L’externalisation de la production alimentaire exige des prouesses logistiques pour acheminer les marchandises à partir des exploitations agricoles étrangères jusqu’aux consommateurs et consommatrices au niveau local et les EAU, qui comptent certaines des meilleures entreprises portuaires, prestataires de services aériens et exploitants d’entrepôts au monde, disposent des capacités nécessaires pour le faire. Mais un tel empire logistique s’accompagne d’une dimension sécuritaire qui, dans le cas des EAU, recoupe des intérêts géopolitiques et militaires. Cela risque de renforcer des relations de pouvoir inégales, voire pire, comme on peut le voir en Afrique. En outre, l’ambition à long terme des EAU n’est pas seulement de devenir autosuffisants sur le plan alimentaire, mais aussi de se transformer en une plaque tournante dans le système commercial agroalimentaire mondial en pleine évolution. Cela signifie devenir un point d’expédition ou de fret aérien essentiel entre l’Asie, l’Afrique et l’Europe, avec la capacité technologique de transporter les denrées alimentaires rapidement et en toute sécurité. Compte tenu de l’immense pouvoir d’achat des EAU et du laxisme réglementaire – pensez aux paradis fiscaux et aux zones franches – à l’égard des investissements internationaux, cela pourrait bien réussir.

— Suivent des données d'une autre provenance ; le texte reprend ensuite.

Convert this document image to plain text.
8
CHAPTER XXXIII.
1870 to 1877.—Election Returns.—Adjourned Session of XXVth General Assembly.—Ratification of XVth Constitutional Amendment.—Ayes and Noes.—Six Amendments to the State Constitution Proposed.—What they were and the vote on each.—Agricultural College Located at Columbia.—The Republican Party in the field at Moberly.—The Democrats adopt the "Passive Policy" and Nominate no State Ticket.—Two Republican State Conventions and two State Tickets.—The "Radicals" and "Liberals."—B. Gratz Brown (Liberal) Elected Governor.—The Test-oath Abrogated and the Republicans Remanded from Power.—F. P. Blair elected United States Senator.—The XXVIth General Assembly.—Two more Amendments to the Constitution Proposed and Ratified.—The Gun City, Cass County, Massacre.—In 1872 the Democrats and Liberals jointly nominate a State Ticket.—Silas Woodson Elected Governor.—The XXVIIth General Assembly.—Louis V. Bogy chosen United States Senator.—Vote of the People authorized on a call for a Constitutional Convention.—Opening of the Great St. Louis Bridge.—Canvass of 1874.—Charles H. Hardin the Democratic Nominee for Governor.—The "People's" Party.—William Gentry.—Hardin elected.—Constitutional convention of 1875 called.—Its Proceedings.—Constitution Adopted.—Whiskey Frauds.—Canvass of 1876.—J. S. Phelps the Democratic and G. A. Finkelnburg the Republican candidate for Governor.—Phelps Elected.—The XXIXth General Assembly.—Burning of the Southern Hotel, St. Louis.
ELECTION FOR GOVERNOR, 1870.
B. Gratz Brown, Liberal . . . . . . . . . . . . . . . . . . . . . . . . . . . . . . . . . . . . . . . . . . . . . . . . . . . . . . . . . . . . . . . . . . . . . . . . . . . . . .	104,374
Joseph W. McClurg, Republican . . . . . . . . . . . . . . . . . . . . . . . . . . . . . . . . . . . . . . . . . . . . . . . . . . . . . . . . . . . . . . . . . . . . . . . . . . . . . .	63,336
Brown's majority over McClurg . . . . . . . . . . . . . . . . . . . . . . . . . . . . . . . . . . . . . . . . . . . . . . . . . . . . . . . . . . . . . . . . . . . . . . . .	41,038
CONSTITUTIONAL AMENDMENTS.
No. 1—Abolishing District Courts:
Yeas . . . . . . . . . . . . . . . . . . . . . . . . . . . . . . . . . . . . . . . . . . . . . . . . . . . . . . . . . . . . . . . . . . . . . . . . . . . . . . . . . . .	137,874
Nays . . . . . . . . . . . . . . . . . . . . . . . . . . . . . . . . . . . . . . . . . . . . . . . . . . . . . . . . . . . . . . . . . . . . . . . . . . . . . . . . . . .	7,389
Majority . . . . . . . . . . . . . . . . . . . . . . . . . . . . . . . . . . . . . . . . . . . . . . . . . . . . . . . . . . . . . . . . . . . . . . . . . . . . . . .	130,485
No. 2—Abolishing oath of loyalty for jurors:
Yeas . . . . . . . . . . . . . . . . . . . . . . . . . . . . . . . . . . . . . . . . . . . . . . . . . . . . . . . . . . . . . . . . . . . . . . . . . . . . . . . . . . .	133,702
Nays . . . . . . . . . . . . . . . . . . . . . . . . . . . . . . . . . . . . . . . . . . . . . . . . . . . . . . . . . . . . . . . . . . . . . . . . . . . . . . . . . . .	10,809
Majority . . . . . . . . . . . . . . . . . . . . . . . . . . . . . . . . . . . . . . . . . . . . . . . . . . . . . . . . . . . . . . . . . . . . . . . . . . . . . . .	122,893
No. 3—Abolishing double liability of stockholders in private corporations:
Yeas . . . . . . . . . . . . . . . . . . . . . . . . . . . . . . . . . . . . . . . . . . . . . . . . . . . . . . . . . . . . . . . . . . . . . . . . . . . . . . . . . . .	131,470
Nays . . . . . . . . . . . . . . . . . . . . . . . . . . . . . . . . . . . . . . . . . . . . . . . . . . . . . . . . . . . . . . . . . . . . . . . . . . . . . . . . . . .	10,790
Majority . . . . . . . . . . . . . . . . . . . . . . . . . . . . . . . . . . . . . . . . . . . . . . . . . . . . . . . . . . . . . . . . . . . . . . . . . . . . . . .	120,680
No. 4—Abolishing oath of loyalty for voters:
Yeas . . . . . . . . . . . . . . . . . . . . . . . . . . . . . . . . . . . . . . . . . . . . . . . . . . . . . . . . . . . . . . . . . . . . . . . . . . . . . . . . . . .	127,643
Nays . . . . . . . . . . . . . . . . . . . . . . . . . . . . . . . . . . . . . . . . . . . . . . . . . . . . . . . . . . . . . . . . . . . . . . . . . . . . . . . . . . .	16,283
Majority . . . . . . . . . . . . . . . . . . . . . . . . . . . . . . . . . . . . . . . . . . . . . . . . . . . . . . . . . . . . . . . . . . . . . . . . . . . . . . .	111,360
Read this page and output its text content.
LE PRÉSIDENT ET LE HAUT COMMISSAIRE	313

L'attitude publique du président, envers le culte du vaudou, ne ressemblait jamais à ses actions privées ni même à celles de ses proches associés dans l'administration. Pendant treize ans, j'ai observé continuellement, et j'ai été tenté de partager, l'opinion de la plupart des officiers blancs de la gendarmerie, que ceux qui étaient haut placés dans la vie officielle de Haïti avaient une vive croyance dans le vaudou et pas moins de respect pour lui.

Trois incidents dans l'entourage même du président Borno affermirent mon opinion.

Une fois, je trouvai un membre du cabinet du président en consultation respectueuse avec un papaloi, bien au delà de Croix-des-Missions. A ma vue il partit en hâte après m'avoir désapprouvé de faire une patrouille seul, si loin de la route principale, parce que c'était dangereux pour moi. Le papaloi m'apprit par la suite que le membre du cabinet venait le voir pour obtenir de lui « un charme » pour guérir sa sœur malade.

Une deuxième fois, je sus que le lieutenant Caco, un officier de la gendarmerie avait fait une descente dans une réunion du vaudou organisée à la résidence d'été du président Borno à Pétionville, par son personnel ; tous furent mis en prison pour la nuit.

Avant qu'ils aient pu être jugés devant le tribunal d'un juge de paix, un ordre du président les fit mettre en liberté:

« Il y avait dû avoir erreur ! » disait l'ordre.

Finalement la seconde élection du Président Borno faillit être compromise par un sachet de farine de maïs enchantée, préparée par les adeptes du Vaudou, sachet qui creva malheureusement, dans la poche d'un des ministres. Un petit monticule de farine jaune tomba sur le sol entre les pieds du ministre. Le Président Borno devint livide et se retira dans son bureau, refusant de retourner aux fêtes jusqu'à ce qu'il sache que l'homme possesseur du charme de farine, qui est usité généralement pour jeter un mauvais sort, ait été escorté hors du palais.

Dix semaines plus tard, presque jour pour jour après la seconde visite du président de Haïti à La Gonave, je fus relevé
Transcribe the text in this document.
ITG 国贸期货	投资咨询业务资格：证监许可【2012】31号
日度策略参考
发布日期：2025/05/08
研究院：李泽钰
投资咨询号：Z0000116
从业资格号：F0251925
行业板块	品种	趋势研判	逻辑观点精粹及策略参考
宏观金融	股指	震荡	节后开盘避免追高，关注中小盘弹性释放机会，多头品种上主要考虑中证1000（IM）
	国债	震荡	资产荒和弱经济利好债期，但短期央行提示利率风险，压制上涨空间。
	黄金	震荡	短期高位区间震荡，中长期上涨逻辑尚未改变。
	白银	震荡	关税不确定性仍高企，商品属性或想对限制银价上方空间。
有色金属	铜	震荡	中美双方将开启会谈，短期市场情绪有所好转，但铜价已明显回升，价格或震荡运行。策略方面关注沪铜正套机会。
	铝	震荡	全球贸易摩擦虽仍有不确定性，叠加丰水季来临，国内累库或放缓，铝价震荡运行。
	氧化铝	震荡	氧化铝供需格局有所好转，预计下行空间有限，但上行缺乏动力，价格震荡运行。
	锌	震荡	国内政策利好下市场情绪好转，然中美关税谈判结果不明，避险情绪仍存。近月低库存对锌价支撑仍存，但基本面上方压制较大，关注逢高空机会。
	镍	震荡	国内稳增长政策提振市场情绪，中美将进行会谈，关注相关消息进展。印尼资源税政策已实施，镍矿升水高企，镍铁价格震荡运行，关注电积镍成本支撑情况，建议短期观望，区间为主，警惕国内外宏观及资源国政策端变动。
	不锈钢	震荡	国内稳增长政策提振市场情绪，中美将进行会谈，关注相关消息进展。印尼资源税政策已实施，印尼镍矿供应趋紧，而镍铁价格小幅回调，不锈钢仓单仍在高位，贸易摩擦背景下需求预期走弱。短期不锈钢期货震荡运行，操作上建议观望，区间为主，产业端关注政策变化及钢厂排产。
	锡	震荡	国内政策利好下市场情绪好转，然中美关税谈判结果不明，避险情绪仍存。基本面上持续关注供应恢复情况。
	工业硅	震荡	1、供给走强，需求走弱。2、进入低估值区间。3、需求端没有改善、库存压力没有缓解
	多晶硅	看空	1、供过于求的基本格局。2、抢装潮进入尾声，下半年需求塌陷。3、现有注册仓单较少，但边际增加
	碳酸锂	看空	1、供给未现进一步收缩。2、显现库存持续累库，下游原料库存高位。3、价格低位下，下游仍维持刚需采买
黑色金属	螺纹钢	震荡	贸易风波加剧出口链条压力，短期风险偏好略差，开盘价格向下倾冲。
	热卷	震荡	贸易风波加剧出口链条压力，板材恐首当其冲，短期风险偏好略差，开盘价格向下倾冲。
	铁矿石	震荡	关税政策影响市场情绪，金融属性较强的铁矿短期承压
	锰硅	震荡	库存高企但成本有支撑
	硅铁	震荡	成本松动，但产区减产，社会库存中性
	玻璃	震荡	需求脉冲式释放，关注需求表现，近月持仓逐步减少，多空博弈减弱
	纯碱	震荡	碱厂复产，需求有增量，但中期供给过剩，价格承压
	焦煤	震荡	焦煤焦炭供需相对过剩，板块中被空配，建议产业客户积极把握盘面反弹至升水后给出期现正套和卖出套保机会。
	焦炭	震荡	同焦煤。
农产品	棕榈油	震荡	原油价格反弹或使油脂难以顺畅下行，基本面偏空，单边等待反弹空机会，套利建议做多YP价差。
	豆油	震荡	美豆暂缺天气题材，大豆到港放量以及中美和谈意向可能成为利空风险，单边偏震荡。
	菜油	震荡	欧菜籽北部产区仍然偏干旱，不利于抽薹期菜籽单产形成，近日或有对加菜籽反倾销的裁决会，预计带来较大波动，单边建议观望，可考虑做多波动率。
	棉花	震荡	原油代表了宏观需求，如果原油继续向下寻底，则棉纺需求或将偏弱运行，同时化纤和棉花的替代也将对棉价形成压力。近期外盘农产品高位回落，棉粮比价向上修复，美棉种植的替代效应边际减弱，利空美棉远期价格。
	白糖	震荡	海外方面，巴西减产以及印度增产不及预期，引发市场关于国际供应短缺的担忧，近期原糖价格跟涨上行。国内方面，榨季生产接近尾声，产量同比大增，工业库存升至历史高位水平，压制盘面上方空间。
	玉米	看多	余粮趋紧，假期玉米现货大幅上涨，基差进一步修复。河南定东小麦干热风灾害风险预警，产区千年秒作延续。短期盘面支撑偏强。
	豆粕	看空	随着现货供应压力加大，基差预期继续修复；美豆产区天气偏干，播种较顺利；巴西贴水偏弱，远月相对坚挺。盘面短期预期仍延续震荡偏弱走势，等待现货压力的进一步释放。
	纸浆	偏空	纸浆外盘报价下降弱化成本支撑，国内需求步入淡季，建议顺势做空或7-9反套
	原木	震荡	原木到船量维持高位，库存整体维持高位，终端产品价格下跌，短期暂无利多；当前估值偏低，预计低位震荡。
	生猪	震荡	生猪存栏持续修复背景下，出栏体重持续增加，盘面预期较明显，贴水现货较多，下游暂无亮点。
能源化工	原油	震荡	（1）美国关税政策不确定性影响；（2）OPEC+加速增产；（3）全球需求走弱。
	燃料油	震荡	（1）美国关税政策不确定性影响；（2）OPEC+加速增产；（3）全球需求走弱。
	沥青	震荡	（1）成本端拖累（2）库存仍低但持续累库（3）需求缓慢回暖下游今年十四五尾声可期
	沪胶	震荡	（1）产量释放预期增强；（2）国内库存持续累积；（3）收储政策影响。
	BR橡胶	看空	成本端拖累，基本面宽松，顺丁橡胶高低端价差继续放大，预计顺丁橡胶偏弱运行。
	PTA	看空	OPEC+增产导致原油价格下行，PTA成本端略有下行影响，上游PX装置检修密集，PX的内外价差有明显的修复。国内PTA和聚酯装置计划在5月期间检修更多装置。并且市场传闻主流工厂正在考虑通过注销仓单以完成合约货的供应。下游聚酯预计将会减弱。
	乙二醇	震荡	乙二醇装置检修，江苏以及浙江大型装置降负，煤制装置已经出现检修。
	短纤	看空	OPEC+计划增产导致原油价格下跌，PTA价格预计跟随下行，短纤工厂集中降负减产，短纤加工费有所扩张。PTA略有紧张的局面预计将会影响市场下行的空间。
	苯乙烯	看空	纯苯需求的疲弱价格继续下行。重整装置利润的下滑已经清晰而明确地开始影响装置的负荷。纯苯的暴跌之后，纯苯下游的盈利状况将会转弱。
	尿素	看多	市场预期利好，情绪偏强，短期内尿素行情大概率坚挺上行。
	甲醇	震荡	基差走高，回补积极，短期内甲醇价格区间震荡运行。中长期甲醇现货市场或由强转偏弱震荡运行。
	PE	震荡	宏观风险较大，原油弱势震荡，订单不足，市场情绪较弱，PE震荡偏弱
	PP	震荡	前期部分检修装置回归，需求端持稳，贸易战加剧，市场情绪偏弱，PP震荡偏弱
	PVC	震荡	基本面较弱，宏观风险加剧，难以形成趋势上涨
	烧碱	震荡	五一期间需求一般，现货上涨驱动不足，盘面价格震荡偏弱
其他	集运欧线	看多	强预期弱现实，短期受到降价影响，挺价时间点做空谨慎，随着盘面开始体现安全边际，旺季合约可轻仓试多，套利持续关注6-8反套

Le pouvoir des entreprises et le pouvoir financier et politique croissant des EAU dans le système alimentaire mondial doivent être remis en question, notamment en raison de leurs implications directes pour les communautés locales.

Les investisseurs agroalimentaires des EAU

La sécurité alimentaire est une priorité du gouvernement émirati depuis la crise alimentaire mondiale de 2007, lorsqu’il a appris que les marchés – et donc son inimaginable richesse pétrolière – n’étaient pas fiables. Il est passé à la vitesse supérieure pour changer cette situation, en commençant par les investissements étrangers, y compris une série d’accaparements controversés de terres et d’eau [6]. Vingt ans plus tard, en 2018, les EAU ont lancé une stratégie de sécurité alimentaire qui envisage de combiner investissements étrangers et nationaux [7]. L’objectif était de voir les EAU figurer parmi les dix premiers de l’indice mondial de sécurité alimentaire d’ici à 2021 (en réalité, ils étaient à cette date au 35ème rang) et au premier rang d’ici à 2051. Le plan prévoit non seulement d’accroître le nombre d’exploitations agricoles à l’étranger, mais aussi de renforcer la production alimentaire nationale afin de réduire à 50 % la dépendance des EAU à l’égard des importations de denrées alimentaires, qui s’élève actuellement à 90 % et coûte 14 milliards de dollars des États-Unis par an [8].